The events will be all stored in a separate database and also published to all projections, where they can be processed to update the projections model/database

Finally projections are your representation of your data, they get the events and process them, to get the needed information for building up their models.

Requirements

  • At the moment Rails Disco uses Rails 4. Maybe it works with Rails 3.2, but we didn't test that.

  • Because Rails Disco relies on bunny for sending the events from the domain to the projection, you need RabbitMQ on your system.

  • Any Server which is capable of streaming, e.g. puma or thin (standard Rails server WEBrick will not work). If you are facing problems installing puma on Windows, here is a tutorial.

Getting Started

  1. Install Rails Disco at the command prompt

     gem install rails-disco
    
  2. At the command prompt, create a new Rails Disco application.

     disco new myapp
    

    where myapp is the name of you application.

    (Note: You can also add Rails Disco to an existing Rails application. Simply omit the application name and run the command inside your application.)

  3. Change directory to myapp and migrate the databases:

     cd myapp
     rake disco:migrate:setup
    

    This will operate on the Rails (= projection) and the domain database. You can configure the domain database and more Rails Disco related configurations in config/disco.yml.

  4. If you just want to look a some standard server output, start the disco server (Remember to use a server which is capable of streaming, which means not WEBrick). Else go ahead and skip this point.

     disco server
    

    This will start the domain, the projection and the web server, but you won't see much of the disco yet.

  5. For a humble start, let's create the scaffold for a simple blog system:

     disco generate scaffold Post title:string text:text
    

    The syntax is leaned to Rails' generate style and it basically creates a resource Post with a title and a text attribute.

  6. Now that we have something to rely on, lets migrate and see it in action:

     rake disco:migrate
     disco server
    
  7. Go to http://localhost:3000/posts and you'll see an empty list of our posts with a link to create a new one. Go ahead and create one. If you watch the console output, you can see that an event is created, published and processed by a projection.
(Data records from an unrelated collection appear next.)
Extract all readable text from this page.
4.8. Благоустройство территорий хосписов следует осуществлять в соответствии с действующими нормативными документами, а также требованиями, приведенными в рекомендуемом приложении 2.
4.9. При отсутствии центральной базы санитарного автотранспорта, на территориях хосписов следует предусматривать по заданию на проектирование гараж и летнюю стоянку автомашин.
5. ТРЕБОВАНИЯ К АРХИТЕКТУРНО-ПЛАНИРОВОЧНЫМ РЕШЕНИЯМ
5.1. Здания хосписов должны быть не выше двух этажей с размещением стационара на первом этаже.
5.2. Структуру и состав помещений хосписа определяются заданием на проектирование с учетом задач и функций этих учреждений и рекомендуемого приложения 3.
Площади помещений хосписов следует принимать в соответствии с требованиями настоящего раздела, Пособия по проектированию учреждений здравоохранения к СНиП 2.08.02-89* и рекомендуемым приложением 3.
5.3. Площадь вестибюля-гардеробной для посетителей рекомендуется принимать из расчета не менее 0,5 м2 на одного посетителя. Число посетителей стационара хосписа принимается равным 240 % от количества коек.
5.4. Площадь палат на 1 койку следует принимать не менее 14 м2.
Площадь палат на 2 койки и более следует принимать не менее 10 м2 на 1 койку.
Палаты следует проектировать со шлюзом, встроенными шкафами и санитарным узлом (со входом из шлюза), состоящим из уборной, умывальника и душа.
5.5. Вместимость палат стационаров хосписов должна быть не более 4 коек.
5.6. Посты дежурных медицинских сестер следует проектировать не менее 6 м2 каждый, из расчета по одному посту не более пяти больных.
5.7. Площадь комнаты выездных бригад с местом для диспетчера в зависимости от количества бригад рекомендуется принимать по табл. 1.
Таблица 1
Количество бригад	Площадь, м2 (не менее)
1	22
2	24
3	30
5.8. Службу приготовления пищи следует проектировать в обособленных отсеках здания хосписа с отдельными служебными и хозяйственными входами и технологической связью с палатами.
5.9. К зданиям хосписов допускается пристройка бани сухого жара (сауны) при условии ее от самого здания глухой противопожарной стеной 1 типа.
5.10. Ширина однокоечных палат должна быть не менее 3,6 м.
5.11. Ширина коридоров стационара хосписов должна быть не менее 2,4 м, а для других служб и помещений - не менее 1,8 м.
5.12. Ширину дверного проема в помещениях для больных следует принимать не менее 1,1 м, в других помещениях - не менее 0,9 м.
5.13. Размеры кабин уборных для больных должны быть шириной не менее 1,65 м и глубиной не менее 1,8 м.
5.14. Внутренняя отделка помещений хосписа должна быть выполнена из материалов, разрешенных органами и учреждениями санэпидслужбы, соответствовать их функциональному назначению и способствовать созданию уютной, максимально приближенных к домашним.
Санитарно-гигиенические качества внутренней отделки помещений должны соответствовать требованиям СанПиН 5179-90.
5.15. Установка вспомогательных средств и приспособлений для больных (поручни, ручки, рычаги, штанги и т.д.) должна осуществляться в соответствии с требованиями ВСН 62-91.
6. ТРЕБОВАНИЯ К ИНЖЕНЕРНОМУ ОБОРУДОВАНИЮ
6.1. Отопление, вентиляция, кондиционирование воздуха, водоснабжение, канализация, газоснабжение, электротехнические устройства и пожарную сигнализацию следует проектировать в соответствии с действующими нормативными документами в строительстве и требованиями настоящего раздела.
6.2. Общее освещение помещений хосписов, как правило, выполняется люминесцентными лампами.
  8. If you look at your databases, you see in both of them a table posts, which contains your freshly created post. The domain database also contains a table domain_events. There you find an event for your post creation. Lets see this in action.

  9. Clear your projection database and restart the server.

     rake disco:db:drop
     rake disco:migrate
     disco server
    

    You will see some console output, the projection requests the missing posts from the domain. Finally the state of your projection database will be restored.